The ambitious Dreamhouse is the centerpiece of tomorrow’s concert. The 45-minute oratorio, first performed in the Netherlands in 2003, outlines the building of a house: An architect (sung by Eckert, who co-wrote the libretto with Mackey) poetically describes each aspect of the construction, then tries to convince the audience that the result is what they’ve always wanted.

Mackey, a professor at Princeton , was composing in the wake of the 9/11 attacks and his own divorce; both text and music provocatively leave room for as broad an interpretation as the listener may wish. Mackey doesn’t consider the work a specific criticism of any person or policy: “More overtly, it’s a metaphor for any relationship,” either with someone else or with one’s country, he says. “In a funny way, I actually think of the piece as being patriotic. Not in any ironic way, but in an honest, glorious way.”

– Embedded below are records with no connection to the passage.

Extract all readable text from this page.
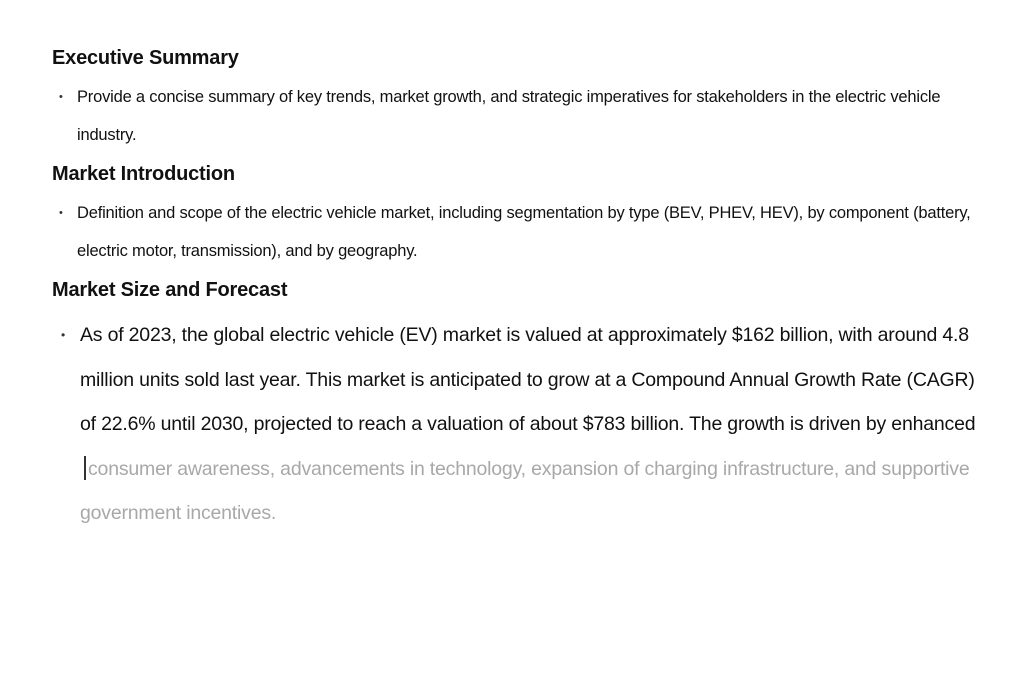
Executive Summary
• Provide a concise summary of key trends, market growth, and strategic imperatives for stakeholders in the electric vehicle industry.
Market Introduction
• Definition and scope of the electric vehicle market, including segmentation by type (BEV, PHEV, HEV), by component (battery, electric motor, transmission), and by geography.
Market Size and Forecast
• As of 2023, the global electric vehicle (EV) market is valued at approximately $162 billion, with around 4.8 million units sold last year. This market is anticipated to grow at a Compound Annual Growth Rate (CAGR) of 22.6% until 2030, projected to reach a valuation of about $783 billion. The growth is driven by enhancedconsumer awareness, advancements in technology, expansion of charging infrastructure, and supportive government incentives.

Dreamhouse makes room for a century’s worth of disparate musical styles, all woven into Mackey’s distinct voice. Mackey considers that squarely in the mold of his classical predecessors. “Take Mozart,” he says. “There’s traditional counterpoint, Austrian folksong, Italian opera, sacred music, it’s all in there -- but to us, today, it’s just classical music.”

Ziporyn agrees. “Mozart and Bach, they were very cosmopolitan composers. They didn’t decide not to use a tune because it was too folk-like. That’s the tradition in concert music: to be a survey of the whole culture.” For De Ritis, that goal is part of the artist’s responsibility. “What’s crucial to me as an American composer,” he says, “is to reflect what’s happening around me.”